Hi - first post here!
I could really do with some advice on how to speed up a script I've
written.
Basically, the script does a string.find on a large piece of text
(500 words-ish - sometimes more) for occurrences of any word from a
list of over 40,000.
At the moment, I'm going through a table which contains the 40,000
"check words" and performing this string.find on each one.
Something similar to:
===========================
local #d = getTagValues(); --returns 40,000 entry table of string
values
for i=1,#d do
m, document = checkForItem(d[i], document); --check to see if
document contains word from table
if m == true then
if ll == "FULL" then
logln(os.date("%Y/%m/%d %H:%M:%S")..": Found item: "..d[i]);
end
end
end
===========================
This is taking anything up to 15 seconds or more. That sounds
fairly quick, but this is actually a bottle neck in an extremely
quick system.
Is there a quicker way to do what I'm doing here? Ideally it would
do all 40k checks in a second - at the mo I would be grateful for 3
seconds!
I realise that if there isn't then I should perhaps consider a
different methodology altogether - which I am doing, but we've
invested quite a lot in this script and it would be great if it
could really perform.
Thanks for any help.
Nathan Trevivian
___________________________________________________________________________
The information contained in this message is for the intended
addressee onlyand may contain confidential and/or privileged
information. If you are not the intended addressee, please delete
this message and notify the sender; do not copy or distribute this
message or disclose its contents to anyone.

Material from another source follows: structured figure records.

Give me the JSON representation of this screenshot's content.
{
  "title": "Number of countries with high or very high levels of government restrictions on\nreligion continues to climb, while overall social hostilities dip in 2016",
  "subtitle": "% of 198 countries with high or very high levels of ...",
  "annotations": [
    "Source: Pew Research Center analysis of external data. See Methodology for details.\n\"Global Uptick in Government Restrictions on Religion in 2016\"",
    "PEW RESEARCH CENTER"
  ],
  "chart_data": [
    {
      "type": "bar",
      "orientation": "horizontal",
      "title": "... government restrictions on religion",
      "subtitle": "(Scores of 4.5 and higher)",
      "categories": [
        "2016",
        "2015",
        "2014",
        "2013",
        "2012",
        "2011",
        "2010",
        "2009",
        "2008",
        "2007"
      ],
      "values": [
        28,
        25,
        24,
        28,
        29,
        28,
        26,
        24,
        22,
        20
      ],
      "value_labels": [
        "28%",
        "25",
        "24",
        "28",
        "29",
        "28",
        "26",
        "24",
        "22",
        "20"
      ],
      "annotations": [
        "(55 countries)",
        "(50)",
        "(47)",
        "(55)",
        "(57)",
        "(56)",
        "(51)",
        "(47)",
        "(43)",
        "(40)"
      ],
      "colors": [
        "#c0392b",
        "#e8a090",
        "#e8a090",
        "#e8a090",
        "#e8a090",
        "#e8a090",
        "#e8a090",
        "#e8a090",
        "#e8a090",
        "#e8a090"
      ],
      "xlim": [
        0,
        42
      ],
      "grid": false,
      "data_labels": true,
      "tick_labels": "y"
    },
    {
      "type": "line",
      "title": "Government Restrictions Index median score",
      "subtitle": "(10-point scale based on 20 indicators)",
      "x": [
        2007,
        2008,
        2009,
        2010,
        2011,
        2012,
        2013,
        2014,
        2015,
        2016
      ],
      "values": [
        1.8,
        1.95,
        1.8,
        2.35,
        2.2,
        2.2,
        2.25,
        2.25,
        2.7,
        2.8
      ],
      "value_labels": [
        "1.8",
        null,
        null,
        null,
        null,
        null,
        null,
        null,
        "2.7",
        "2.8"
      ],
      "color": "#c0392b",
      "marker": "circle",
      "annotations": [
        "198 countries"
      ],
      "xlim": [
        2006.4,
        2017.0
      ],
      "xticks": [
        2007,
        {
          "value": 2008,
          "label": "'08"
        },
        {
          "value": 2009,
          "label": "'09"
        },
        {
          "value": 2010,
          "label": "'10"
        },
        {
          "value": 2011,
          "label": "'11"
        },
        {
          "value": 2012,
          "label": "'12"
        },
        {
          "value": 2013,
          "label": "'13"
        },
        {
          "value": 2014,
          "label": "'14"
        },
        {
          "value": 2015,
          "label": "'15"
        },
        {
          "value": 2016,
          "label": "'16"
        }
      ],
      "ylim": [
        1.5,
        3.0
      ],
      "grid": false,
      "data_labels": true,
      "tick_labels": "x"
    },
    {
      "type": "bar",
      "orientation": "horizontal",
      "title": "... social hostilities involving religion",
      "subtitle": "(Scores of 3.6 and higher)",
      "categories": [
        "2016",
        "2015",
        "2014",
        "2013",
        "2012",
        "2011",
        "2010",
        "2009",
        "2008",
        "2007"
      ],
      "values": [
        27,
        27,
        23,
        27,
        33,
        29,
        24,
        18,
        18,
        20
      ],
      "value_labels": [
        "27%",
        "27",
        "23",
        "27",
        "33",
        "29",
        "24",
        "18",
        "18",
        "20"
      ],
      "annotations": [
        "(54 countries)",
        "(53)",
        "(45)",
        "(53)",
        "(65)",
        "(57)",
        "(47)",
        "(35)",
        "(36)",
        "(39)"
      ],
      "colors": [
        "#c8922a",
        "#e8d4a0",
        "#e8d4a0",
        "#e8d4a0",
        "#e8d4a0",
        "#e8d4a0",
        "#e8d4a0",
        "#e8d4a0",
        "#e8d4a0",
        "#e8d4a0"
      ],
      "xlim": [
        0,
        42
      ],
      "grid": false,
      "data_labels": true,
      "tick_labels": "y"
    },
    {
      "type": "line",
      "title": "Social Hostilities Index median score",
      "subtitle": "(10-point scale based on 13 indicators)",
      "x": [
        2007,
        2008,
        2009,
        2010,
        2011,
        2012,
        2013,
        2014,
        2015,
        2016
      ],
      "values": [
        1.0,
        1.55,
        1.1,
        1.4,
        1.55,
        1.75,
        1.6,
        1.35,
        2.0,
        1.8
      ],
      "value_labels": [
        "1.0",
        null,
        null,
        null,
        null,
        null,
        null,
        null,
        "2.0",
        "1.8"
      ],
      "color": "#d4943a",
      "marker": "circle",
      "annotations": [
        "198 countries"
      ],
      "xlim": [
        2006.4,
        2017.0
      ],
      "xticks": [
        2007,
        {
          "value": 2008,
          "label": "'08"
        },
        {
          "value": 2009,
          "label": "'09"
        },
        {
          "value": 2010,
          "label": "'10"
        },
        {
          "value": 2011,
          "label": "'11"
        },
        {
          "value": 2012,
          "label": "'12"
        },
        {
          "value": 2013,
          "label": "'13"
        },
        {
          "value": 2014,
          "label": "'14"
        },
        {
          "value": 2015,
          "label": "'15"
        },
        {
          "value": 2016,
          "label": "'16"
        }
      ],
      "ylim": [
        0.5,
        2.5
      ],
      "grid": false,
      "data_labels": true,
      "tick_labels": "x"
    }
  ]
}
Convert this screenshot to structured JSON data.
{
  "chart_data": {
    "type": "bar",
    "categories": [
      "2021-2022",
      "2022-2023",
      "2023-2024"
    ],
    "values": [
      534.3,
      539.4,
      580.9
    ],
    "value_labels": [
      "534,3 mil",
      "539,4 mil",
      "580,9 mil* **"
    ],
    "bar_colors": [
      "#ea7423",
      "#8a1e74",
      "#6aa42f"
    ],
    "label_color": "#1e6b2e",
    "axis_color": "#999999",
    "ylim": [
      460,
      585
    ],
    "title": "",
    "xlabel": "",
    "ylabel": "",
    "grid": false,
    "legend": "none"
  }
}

Any views or opinions expressed in this message are those of the
author and do not necessarily represent those of GateWest New Media
Ltd.
____________________________________________________________________________
I think you could do some preprocessing, as putting the words
in a different array according its first letter, and then checking
only
the words which have the same initial letter. This should decrease the
number of checking/iterations.
Sérgio